Google Executive: “You Cannot Devalue Music. It’s Impossible” blathers away about a pyramid of music fans paying more money towards the top and the industry’s solemn duty to encourage fans to migrate higher. Commenter “WhoCares?” nails the money quote, and I pound the point home:
It’s all just crafty rhetoric out of his mouth. Who cares?
Here’s the most telling part of his little self-indulgent pontification : “None of this is new. What’s new is that the casual fans no longer have to buy if they don’t want to.”
EXACTLY. Just stop there, Price. You don’t have to say anything else. That’s all that needs to be said.
Bottom line: Musicians should and must be allowed to say “If you don’t pay, you don’t get to listen.”
That’s what IP is there for. If you break it, you screw artists. Plain and simple.
Exactly. There’s always been a free tier of music, where you asked the record store to play a song, or ask a friend to make a copy, or listen to random songs on the radio. Now the legitimate free tier is vast with lots of bands offering free downloads, the Internet Archive offering thousands of live shows for free, etc. It’s a golden age!

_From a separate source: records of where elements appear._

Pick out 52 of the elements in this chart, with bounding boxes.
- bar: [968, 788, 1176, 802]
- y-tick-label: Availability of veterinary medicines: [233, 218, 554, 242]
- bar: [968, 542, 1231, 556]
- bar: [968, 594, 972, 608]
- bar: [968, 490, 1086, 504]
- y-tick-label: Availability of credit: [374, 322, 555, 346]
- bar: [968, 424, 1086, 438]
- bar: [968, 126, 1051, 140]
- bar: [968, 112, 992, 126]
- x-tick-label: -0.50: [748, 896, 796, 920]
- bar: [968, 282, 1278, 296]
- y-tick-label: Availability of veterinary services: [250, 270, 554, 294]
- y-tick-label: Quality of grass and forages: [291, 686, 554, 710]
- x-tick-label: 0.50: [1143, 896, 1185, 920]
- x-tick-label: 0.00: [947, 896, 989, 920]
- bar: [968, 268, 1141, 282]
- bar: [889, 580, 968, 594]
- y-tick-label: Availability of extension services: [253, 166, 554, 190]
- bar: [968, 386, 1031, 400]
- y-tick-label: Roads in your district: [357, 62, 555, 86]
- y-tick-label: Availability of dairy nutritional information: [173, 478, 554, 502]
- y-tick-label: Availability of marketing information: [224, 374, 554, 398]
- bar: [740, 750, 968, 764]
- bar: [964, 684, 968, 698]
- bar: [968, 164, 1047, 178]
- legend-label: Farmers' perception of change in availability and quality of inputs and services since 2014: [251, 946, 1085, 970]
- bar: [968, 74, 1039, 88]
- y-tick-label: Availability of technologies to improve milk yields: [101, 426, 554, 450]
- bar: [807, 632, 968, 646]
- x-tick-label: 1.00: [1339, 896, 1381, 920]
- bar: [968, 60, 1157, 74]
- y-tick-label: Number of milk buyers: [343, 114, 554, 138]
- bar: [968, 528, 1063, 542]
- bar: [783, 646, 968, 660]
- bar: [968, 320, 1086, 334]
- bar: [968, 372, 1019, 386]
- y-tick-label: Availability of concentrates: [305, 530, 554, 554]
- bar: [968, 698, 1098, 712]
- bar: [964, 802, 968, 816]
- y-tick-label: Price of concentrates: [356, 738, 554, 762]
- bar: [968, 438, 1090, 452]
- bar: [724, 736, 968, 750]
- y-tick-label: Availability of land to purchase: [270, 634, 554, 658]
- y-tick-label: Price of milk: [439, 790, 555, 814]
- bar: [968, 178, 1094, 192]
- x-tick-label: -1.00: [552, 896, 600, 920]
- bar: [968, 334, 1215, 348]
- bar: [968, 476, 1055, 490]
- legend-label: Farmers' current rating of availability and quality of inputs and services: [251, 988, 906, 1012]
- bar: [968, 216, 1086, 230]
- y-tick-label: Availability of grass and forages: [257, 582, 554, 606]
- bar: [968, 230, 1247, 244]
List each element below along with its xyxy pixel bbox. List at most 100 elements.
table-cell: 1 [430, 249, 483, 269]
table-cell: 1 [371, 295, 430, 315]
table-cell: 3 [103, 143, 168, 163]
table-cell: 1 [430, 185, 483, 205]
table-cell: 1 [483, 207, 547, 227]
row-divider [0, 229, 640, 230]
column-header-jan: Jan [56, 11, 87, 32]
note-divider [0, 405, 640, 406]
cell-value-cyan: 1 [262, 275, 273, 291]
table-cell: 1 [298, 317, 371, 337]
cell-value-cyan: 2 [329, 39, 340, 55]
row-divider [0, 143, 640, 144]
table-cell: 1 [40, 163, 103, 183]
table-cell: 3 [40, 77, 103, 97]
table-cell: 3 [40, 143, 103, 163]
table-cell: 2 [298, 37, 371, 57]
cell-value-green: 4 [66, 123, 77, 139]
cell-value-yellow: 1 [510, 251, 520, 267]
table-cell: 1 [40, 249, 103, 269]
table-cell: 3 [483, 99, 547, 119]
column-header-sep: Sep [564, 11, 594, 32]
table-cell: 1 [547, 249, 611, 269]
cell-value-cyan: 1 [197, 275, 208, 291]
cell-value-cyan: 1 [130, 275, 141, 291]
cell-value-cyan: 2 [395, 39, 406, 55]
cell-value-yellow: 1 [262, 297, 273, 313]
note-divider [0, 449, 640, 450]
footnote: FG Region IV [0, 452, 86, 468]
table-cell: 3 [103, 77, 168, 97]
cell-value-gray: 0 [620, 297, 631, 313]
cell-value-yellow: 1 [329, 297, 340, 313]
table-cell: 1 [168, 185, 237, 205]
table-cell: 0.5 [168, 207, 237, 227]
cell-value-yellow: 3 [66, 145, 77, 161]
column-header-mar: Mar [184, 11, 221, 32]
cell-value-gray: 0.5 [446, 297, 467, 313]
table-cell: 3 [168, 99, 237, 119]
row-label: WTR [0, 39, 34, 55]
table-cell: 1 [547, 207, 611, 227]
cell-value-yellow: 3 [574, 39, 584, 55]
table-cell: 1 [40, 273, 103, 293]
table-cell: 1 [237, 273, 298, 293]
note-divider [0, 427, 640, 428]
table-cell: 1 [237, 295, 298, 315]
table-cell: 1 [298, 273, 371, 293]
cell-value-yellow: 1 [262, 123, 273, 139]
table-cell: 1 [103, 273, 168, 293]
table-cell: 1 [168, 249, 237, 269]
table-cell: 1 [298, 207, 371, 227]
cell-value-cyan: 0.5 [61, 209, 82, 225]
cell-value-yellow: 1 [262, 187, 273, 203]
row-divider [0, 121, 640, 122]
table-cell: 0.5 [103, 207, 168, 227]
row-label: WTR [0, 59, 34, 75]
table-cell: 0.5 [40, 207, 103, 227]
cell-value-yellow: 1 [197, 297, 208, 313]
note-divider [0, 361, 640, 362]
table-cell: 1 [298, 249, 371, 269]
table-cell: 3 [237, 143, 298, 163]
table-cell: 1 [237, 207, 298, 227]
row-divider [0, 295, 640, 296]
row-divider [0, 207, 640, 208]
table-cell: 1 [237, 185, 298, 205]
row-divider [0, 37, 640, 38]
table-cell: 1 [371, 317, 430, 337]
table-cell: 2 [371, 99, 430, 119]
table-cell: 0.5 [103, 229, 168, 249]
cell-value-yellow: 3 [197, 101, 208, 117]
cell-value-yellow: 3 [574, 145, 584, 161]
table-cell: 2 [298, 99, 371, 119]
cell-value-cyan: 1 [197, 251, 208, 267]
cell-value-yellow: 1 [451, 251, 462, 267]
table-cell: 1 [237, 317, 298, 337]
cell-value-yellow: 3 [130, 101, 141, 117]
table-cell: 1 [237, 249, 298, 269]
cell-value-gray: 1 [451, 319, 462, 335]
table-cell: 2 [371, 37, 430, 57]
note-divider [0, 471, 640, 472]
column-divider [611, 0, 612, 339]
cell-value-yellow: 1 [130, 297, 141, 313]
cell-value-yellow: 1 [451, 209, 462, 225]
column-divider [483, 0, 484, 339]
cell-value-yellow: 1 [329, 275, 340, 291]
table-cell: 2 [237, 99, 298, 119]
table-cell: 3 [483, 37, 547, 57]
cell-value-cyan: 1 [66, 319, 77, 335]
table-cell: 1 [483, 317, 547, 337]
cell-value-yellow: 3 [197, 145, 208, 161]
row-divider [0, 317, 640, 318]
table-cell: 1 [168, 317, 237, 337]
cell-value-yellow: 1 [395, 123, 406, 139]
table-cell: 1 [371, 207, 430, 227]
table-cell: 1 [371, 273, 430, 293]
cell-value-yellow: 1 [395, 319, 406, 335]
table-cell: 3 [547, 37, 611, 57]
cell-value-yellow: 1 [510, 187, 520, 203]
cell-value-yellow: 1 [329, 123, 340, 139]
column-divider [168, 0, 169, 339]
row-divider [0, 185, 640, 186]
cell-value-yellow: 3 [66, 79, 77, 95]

But consumers don’t want “Rosemary Krust”s free performances, they want popular professionally-made songs by known artists. They’re all out there cheaper than they’ve ever been, high-quality and DRM-free, on Amazon/Google Play/iTunes; it’s a golden age! But instead consumers search for “<song name> free download” or “watch” entire albums on YouTube, through the magic of technology they get something for nothing, and only Google gets $$$$. It’s disingenuous to call it “don’t care to pay” when you enable and profit from flattening the pyramid into a pancake where everyone but a few die-hard music fans finds whatever they want in the “don’t HAVE to pay” tier, *regardless of the wishes of the artists!*
So ultimately he’s a hypocritical disgusting prick.